Un domani per i miei bambini

 
“La vita è come un lungo viaggio in macchina, soggetto a imprevisti. Un giorno, la macchina su cui viaggiavo si è rotta all’improvviso. Nel buio della notte. In una strada deserta. Davanti a una linea rossa. Ma proprio quando avevo cominciato a rassegnarmi qualcuno è venuto in mio soccorso. Si è sporcato le mani e mi ha permesso di riprendere il viaggio. La linea rossa non era più il termine, ma un punto di partenza. Da quel momento non sarei più stata sola.”
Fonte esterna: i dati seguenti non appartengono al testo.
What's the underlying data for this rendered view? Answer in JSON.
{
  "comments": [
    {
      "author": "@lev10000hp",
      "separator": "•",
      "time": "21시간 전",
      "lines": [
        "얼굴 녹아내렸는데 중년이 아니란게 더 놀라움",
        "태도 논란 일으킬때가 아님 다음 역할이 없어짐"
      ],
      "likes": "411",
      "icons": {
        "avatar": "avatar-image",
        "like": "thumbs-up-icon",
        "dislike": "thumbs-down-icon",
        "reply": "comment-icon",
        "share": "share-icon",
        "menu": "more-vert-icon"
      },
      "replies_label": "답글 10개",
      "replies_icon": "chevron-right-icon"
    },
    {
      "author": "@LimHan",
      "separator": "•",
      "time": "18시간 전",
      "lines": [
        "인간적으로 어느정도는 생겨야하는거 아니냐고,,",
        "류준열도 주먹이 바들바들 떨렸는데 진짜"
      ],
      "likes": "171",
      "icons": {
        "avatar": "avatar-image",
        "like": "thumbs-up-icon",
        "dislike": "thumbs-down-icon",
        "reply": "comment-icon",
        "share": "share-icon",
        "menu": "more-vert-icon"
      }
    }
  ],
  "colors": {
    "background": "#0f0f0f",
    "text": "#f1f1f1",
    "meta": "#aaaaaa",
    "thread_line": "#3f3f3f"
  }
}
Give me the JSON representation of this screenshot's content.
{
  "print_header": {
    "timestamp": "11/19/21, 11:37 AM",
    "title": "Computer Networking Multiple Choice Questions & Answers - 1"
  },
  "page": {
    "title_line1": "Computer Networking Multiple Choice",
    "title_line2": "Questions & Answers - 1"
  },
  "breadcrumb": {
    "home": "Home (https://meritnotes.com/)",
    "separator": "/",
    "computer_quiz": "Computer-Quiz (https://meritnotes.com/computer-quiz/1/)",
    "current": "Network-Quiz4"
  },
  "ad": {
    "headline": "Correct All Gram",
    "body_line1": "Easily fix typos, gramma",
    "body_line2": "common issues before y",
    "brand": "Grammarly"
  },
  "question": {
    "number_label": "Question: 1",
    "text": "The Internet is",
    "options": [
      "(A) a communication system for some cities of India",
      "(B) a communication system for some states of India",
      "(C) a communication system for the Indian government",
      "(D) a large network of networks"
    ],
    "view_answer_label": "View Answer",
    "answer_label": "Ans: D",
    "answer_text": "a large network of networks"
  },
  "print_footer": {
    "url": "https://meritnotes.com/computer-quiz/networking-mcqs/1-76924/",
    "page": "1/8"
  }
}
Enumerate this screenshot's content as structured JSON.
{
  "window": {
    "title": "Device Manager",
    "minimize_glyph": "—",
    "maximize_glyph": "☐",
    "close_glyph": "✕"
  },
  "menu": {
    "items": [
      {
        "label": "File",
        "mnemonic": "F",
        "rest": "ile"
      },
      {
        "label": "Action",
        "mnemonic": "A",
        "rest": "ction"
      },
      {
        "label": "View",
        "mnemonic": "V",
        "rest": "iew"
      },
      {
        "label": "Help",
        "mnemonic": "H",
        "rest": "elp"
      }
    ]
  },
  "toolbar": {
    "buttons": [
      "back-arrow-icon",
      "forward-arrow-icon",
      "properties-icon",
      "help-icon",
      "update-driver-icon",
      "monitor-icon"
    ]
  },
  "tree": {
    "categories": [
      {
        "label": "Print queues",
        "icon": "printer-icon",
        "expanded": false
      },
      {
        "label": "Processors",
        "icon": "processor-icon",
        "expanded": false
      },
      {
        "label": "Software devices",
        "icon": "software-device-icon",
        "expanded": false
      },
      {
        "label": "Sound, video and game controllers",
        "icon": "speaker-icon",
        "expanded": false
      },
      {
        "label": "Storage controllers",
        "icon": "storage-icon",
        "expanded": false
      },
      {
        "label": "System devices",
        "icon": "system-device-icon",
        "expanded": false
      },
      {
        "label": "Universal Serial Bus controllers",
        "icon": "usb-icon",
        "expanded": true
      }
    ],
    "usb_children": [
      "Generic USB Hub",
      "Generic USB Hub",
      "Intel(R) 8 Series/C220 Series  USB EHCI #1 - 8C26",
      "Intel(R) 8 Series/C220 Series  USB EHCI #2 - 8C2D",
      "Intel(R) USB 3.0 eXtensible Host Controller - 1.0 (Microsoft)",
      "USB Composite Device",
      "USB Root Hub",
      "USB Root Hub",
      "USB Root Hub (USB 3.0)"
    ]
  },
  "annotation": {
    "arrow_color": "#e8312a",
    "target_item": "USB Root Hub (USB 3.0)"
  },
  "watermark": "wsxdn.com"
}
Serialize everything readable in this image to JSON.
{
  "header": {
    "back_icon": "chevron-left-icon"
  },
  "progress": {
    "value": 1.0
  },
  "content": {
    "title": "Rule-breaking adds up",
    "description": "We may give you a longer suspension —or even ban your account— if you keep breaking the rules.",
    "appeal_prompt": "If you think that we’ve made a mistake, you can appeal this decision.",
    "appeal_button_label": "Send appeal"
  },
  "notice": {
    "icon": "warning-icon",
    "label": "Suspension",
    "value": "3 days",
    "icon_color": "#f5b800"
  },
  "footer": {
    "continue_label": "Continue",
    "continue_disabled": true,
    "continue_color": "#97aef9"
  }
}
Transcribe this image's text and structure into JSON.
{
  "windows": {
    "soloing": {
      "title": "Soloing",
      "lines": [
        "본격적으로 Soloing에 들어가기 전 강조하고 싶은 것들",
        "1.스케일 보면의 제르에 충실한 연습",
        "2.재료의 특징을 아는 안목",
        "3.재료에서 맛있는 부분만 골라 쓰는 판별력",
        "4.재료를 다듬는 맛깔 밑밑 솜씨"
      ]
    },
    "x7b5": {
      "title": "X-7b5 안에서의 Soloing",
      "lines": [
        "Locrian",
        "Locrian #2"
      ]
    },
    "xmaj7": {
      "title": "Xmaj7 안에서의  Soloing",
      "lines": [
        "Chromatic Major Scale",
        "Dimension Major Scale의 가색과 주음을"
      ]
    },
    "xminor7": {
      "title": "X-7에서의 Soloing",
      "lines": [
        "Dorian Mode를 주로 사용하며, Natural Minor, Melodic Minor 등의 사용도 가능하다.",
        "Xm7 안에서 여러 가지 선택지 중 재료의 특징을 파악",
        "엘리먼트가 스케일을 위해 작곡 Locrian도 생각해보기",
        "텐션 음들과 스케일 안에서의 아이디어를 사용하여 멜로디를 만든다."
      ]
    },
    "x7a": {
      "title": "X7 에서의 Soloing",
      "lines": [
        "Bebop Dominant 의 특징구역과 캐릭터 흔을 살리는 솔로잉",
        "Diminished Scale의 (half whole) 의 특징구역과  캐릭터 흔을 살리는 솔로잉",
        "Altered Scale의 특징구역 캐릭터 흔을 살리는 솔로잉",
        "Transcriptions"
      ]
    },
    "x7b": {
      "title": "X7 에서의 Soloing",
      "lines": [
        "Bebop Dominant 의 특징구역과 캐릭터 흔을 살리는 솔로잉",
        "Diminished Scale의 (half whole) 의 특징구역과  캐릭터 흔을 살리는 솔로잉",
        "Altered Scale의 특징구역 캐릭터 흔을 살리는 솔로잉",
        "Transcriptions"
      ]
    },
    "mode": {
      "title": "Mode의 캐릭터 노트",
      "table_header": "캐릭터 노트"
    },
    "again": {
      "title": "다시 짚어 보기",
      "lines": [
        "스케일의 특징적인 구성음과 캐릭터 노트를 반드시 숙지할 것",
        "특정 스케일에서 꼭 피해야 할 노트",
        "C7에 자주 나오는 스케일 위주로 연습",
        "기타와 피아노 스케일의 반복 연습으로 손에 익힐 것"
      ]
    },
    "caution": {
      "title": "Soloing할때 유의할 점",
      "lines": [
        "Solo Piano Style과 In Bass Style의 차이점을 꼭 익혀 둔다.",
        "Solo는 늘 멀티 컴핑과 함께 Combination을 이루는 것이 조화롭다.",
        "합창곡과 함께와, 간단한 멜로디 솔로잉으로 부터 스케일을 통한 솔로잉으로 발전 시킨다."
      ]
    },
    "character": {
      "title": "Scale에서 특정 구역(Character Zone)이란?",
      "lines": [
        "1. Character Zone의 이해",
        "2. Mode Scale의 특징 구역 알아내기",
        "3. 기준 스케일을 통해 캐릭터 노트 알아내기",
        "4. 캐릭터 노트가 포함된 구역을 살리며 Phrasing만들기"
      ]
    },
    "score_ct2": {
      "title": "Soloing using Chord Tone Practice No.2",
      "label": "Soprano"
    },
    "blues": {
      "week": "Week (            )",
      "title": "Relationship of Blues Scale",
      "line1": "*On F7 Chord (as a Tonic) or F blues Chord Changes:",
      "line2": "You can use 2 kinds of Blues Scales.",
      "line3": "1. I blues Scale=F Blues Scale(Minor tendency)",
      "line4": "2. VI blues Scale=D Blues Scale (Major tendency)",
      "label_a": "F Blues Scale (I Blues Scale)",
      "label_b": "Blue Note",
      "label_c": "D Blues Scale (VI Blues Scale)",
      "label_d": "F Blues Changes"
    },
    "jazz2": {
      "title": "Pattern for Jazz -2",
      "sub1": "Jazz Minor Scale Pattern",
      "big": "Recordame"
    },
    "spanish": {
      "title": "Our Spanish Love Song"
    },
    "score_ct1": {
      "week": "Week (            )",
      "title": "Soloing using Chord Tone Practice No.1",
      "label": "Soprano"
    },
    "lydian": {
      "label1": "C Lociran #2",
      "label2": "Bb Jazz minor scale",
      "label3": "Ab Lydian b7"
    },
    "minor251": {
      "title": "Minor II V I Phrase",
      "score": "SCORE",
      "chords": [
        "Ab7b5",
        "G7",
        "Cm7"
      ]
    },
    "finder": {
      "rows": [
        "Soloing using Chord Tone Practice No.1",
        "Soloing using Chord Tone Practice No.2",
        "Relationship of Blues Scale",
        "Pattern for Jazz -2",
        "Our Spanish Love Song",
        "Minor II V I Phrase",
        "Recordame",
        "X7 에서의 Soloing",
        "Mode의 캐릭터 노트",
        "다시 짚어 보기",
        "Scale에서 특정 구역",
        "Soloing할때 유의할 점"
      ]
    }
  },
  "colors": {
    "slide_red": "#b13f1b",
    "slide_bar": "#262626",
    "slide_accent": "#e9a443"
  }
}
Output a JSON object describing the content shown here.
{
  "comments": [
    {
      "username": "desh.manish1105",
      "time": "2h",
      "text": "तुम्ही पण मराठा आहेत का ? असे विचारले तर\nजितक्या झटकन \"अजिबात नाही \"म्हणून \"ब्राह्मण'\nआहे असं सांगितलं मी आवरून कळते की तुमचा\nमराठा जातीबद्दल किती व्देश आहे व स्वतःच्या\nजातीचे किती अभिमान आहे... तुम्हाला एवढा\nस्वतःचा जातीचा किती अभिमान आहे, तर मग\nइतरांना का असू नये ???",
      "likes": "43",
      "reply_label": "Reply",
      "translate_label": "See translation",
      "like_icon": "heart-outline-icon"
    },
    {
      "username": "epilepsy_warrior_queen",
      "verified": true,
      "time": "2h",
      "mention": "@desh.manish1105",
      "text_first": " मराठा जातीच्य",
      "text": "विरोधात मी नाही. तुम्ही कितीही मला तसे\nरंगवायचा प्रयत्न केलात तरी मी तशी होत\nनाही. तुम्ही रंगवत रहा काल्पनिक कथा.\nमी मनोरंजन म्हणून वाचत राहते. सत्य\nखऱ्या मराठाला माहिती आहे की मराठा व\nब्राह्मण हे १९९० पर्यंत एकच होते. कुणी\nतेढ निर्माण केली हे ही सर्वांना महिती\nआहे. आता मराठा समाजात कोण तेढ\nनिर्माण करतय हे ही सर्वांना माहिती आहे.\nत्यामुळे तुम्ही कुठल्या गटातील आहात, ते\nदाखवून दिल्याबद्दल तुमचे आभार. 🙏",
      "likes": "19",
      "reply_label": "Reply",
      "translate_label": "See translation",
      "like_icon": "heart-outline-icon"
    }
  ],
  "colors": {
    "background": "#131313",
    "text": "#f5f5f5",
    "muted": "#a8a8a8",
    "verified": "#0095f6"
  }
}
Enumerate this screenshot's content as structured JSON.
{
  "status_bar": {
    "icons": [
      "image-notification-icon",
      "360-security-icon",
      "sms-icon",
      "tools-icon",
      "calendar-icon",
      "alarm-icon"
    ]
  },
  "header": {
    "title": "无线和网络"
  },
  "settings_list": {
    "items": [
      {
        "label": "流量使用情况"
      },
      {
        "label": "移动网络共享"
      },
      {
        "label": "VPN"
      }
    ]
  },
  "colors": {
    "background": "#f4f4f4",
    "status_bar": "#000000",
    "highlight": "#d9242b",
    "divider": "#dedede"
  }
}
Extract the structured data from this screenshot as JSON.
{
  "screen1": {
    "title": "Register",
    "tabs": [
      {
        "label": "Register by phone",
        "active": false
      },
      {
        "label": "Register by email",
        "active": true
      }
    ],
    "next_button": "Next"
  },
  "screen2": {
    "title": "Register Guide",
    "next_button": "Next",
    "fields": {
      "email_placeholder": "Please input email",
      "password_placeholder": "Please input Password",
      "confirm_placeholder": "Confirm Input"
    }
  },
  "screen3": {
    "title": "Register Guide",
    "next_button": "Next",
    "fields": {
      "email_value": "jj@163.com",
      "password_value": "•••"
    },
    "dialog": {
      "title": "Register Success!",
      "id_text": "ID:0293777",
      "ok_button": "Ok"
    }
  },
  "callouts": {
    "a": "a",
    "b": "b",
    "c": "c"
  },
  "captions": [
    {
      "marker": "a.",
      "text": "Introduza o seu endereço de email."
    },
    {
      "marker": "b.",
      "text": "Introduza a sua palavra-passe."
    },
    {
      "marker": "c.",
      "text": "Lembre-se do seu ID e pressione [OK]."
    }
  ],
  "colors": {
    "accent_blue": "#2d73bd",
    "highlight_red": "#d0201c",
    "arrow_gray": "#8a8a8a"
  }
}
Pacem Kawonga, Un domani per i miei bambini
 
P. Kawonga, Un domani per i miei bambini
Piemme, aprile 2013
La vita di Pacem è segnata. È una condannata a morte, ma il suo boia è paziente: non la viene a prendere subito, forse la lascerà tranquilla a lungo, ma prima o poi la verrà a prendere, lo sa. Il suo boia ha già cominciato a stuzzicare Melinda, la sua secondogenita, sempre malaticcia e piccola, e suo marito, James, un uomo manesco e infedele nel quale Pacem cerca disperatamente di ritrovare colui di cui si era innamorata. Il boia di Pacem si chiama AIDS, una malattia che in Malawi, come in tutta l’Africa, equivale a una condanna a morte, anzitutto sociale. Pacem, però, ascolta la radio, ascolta le storie dei malati, scopre che una speranza c’è, che forse può allontanarsi dal burrone verso il quale sembra si stia dirigendo. Si chiama DREAM ed è un sogno per ogni malato di AIDS. DREAM, Drug Resource Enhancement against AIDS and Malnutrion, è il programma di cura dell’AIDS e prevenzione materno-infantile della Comunità di Sant’Egidio, è il sogno di dare agli Africani le cure Occidentali e permettere a madri malate di far nascere figli sani a costo zero.
È un sogno che ha esordito nel 2002 in Mozambico, riuscendo a raggiungere nel 2012 dieci paesi (Mozambico, Malawi, Tanzania, Kenya, Repubblica di Guinea, Guinea Bissau, Camerun, Congo RDC, Angola e Nigeria), dopo essersi scontrato con il pregiudizio di tanti. Pacem ha incontrato questo sogno quando era appena approdato in Malawi e si è fidata di medici, infermieri, operatori di quell’ambulatorio un po’ strano dove nessuno sembrava aver fretta e in cui il paziente diventava il centro delle attenzioni del personale.
Oggi, Pacem è un’attivista del progetto DREAM, parla per le piazze, per le strade e i quartieri, racconta la sua storia, come in Un domani per i miei bambini, edito per Piemme, che consigliamo di leggere; parla al cuore di uomini e donne che ancora il test non l’hanno fatto, dona loro una nuova speranza: l’AIDS si può vincere! Non è una condanna a morte.
È proprio la Speranza la grande coprotagonista di questo libro e non è solo la speranza di Pacem, che fa il test e va alla ricerca delle cure per lei e per il marito anzitutto per paura di lasciare orfani i suoi bambini come a lei stessa era successo. È la speranza di quanti si sono affidati al Programma DREAM e hanno scoperto che ciascuno di loro era tanto importante che se mancava un appuntamento riceveva telefonate e visite a casa dagli operatori del Centro preoccupati per lui o lei. È la speranza di tante mamme malate che hanno dato alla luce figli sani o di tante mamme che hanno visto ‘risorgere’ i propri bambini. È la speranza di tanti adolescenti, che, nel momento della loro vita in cui dovrebbe essere tanto forti da potersi pensare invincibili, scoprono di essere fragili, malati, ma che- grazie alle cure – possono ricominciare a immaginare il proprio futuro. È la speranza di quanti si sono visti emarginati, scansati a causa della malattia, che stavano così male che sembrava non potessero salvarsi.
È il grido di un’Africa viva, che con professionalità, amore e unione, risorge a partire dalle altre grandi protagoniste di questo romanzo: le donne.
Un domani per i miei bambini è quindi una storia vera che parla di speranza, amore e di un sogno che ha permesso a Pacem e a tanti di allontanare il burrone e rendere la linea rossa non un capolinea, ma un punto di partenza.